Maple Kheer with Golden Raisins
Maple Kheer with Golden Raisins
Serves 4-6
¼ cup of water (keeps the milk from scorching)
5 cups whole milk (raw milk is best, but you can absolutely use alternative milks here)
¼ cup rice (not a typo, it really is only ¼ cup of rice)
2 tsp raisins (can omit if opposed)
½ tsp salt
¼-½ cup maple syrup (depends on how sweet you like things)
½ tsp cardamom
¼ tsp black pepper
¼ tsp almond extract
½ tsp rose water
Toasted pistachios for topping if desired
Rinse the rice well until water runs clear.

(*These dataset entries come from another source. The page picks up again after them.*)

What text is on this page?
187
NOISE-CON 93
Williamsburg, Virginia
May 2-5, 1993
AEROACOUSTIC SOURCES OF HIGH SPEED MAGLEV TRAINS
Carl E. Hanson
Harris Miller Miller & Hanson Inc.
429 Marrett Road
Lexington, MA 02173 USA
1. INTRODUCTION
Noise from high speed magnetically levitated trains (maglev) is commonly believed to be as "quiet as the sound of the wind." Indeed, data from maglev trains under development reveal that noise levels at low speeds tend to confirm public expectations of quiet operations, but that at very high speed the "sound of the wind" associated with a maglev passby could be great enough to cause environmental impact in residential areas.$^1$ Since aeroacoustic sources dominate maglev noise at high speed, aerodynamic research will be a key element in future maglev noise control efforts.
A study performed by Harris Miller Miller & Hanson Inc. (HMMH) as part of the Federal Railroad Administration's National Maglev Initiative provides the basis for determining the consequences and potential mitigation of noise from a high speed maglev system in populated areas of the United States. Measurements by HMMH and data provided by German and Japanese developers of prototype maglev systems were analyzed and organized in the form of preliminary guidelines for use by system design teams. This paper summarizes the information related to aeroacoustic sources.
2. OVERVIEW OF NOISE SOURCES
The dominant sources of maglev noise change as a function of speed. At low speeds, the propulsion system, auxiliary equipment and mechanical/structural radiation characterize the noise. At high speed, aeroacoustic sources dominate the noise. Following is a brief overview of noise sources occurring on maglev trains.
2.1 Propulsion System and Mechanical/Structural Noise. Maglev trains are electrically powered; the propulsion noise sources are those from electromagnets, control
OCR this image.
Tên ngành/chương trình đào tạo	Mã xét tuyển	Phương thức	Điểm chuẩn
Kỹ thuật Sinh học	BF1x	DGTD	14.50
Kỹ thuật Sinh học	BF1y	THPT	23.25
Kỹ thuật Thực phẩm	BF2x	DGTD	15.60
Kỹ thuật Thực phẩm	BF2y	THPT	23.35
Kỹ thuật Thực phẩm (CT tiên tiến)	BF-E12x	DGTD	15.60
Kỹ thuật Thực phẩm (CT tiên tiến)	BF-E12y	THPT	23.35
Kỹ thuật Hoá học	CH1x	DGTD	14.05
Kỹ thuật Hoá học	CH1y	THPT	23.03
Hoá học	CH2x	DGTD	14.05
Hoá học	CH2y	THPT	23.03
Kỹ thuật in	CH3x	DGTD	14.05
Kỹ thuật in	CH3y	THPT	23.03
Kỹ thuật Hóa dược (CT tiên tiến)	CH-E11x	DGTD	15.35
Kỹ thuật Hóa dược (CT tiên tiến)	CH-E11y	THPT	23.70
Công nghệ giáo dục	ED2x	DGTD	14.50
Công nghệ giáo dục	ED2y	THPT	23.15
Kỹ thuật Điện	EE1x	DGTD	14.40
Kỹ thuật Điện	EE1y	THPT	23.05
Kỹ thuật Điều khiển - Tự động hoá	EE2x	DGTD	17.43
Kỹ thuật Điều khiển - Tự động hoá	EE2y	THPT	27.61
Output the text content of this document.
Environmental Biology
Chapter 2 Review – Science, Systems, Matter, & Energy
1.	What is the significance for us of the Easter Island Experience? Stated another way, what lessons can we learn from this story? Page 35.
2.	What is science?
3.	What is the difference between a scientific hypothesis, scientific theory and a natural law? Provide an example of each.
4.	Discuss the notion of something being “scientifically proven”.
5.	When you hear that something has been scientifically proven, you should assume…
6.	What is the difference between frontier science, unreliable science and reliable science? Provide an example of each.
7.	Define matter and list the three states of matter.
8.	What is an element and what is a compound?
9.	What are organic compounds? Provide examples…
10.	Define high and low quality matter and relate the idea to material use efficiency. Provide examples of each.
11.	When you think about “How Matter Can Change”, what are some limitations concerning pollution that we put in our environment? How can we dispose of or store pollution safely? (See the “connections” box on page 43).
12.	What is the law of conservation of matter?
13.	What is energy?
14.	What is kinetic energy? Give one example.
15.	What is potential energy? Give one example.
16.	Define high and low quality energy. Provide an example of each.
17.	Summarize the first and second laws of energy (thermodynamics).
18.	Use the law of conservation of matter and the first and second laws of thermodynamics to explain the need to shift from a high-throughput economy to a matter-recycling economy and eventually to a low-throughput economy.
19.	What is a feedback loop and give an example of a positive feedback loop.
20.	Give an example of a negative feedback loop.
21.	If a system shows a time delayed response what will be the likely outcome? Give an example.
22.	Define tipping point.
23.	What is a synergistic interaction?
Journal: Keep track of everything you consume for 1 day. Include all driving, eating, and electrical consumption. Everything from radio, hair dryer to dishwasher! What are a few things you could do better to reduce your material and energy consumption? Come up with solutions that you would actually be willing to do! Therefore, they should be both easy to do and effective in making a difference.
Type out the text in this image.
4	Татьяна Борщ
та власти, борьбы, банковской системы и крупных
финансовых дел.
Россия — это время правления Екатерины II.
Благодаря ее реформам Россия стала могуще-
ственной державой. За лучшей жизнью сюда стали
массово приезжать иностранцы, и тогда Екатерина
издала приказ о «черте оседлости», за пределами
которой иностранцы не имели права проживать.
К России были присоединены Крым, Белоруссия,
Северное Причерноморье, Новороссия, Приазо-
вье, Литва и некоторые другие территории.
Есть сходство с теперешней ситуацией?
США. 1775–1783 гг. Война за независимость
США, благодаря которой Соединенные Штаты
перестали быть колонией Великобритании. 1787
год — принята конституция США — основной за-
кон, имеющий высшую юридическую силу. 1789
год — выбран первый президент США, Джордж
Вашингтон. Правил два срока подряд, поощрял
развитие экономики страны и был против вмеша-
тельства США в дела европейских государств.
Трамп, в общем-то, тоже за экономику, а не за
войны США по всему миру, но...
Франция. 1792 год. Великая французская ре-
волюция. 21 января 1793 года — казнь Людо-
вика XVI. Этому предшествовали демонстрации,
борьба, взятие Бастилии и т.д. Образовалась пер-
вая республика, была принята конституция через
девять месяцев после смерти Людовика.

Find the heaviest bottomed pot you have in your kitchen that is appropriately sized for the amount of milk. Add water, then milk, then rice, and raisins (if using). Bring to a boil over medium high heat, stirring often. Once the milk reaches a boil, reduce the heat to simmer and then cook about 15-20 minutes stirring often.
Add maple syrup and salt and cook until the kheer becomes fairly thick. Kheer will firm up considerably in the fridge, so aim for slightly looser than you would like the finished product to be. Once the kheer is cooked to your liking, remove from heat and stir in the spices, almond extract, and rose water.
Kheer can be enjoyed warm, or you can place it in the fridge to cool down and firm up. Top each serving with toasted pistachios right before enjoying.